The ten-year rate taking the largest dive is the Portuguese, since the market is betting on the extension of economic stimuli from the ECB in the last meeting of 2016 taking place this week.

The European tendency is that sovereign debt yields are worsening, following the expectation that the European Central Bank (ECB) will announce, this Thursday, a strengthening of the assets purchase programme. Public debt is the one taking the most advantage of this scenario.

The Portuguese ten-year interest rates – the reference for the sovereign national debt – are reduced by ten points, the largest fall among its European peers. The rate has been 3.531%, and this morning it reached its minimum of three weeks, at 3.506% (minimum of November 15). For the remaining peripheral countries, the tendency is also of a decrease in interests. The ten-year rate on the Italian sovereign debt has decreased 4.1; as for Spain, it has decreased 2.4 basis points to 1.468%. Germany’s bunds also follow this tendency, with their ten-year interest rate decreasing 2.1 basis points, to 0.351%.

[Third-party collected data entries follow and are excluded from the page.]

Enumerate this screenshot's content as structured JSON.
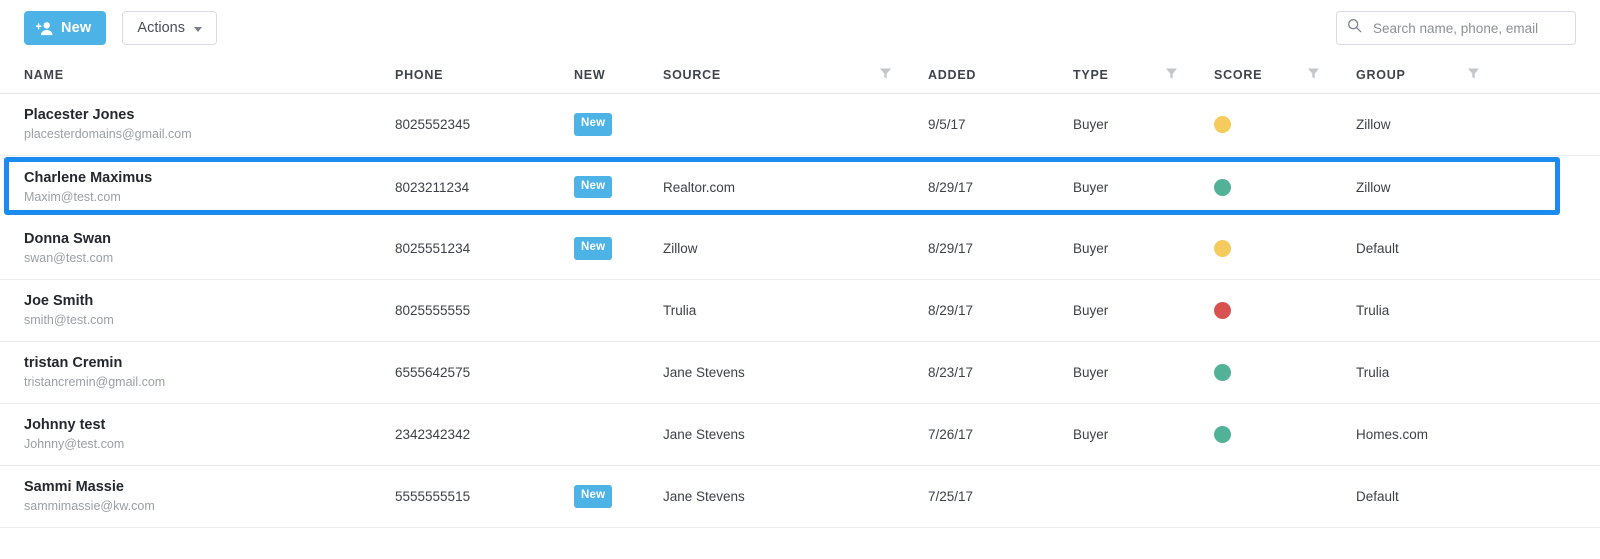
{
  "toolbar": {
    "new_label": "New",
    "actions_label": "Actions",
    "new_icon": "add-person-icon",
    "caret_icon": "chevron-down-icon",
    "accent_color": "#4db3e6"
  },
  "search": {
    "placeholder": "Search name, phone, email",
    "value": "",
    "icon": "search-icon"
  },
  "table": {
    "columns": [
      {
        "key": "name",
        "label": "NAME",
        "filter": false
      },
      {
        "key": "phone",
        "label": "PHONE",
        "filter": false
      },
      {
        "key": "new",
        "label": "NEW",
        "filter": false
      },
      {
        "key": "source",
        "label": "SOURCE",
        "filter": true
      },
      {
        "key": "added",
        "label": "ADDED",
        "filter": false
      },
      {
        "key": "type",
        "label": "TYPE",
        "filter": true
      },
      {
        "key": "score",
        "label": "SCORE",
        "filter": true
      },
      {
        "key": "group",
        "label": "GROUP",
        "filter": true
      }
    ],
    "rows": [
      {
        "name": "Placester Jones",
        "email": "placesterdomains@gmail.com",
        "phone": "8025552345",
        "new": "New",
        "source": "",
        "added": "9/5/17",
        "type": "Buyer",
        "score": "#f4cb5c",
        "group": "Zillow",
        "highlighted": false
      },
      {
        "name": "Charlene Maximus",
        "email": "Maxim@test.com",
        "phone": "8023211234",
        "new": "New",
        "source": "Realtor.com",
        "added": "8/29/17",
        "type": "Buyer",
        "score": "#52b297",
        "group": "Zillow",
        "highlighted": true
      },
      {
        "name": "Donna Swan",
        "email": "swan@test.com",
        "phone": "8025551234",
        "new": "New",
        "source": "Zillow",
        "added": "8/29/17",
        "type": "Buyer",
        "score": "#f4cb5c",
        "group": "Default",
        "highlighted": false
      },
      {
        "name": "Joe Smith",
        "email": "smith@test.com",
        "phone": "8025555555",
        "new": "",
        "source": "Trulia",
        "added": "8/29/17",
        "type": "Buyer",
        "score": "#d8534f",
        "group": "Trulia",
        "highlighted": false
      },
      {
        "name": "tristan Cremin",
        "email": "tristancremin@gmail.com",
        "phone": "6555642575",
        "new": "",
        "source": "Jane Stevens",
        "added": "8/23/17",
        "type": "Buyer",
        "score": "#52b297",
        "group": "Trulia",
        "highlighted": false
      },
      {
        "name": "Johnny test",
        "email": "Johnny@test.com",
        "phone": "2342342342",
        "new": "",
        "source": "Jane Stevens",
        "added": "7/26/17",
        "type": "Buyer",
        "score": "#52b297",
        "group": "Homes.com",
        "highlighted": false
      },
      {
        "name": "Sammi Massie",
        "email": "sammimassie@kw.com",
        "phone": "5555555515",
        "new": "New",
        "source": "Jane Stevens",
        "added": "7/25/17",
        "type": "",
        "score": "",
        "group": "Default",
        "highlighted": false
      }
    ]
  },
  "colors": {
    "highlight_border": "#1a8cf0",
    "badge": "#4db3e6",
    "score_green": "#52b297",
    "score_yellow": "#f4cb5c",
    "score_red": "#d8534f"
  }
}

Portuguese ten-year interest rates

2016dez6_taxa10anoseng-01
Source: Bloomberg

Many analysts foresee that the ECB should announce this Thursday the extension of the current monthly debt purchase programme of 80 billion euros to March 2017 or further. The majority of them predict the ECB, headed by Mario Draghi, will extend this programme to September 2017, with the intention of helping the European economy, especially of peripheral countries. This could help justify why it is the sovereign debt in those countries that is having the largest decrease in interests on the secondary market.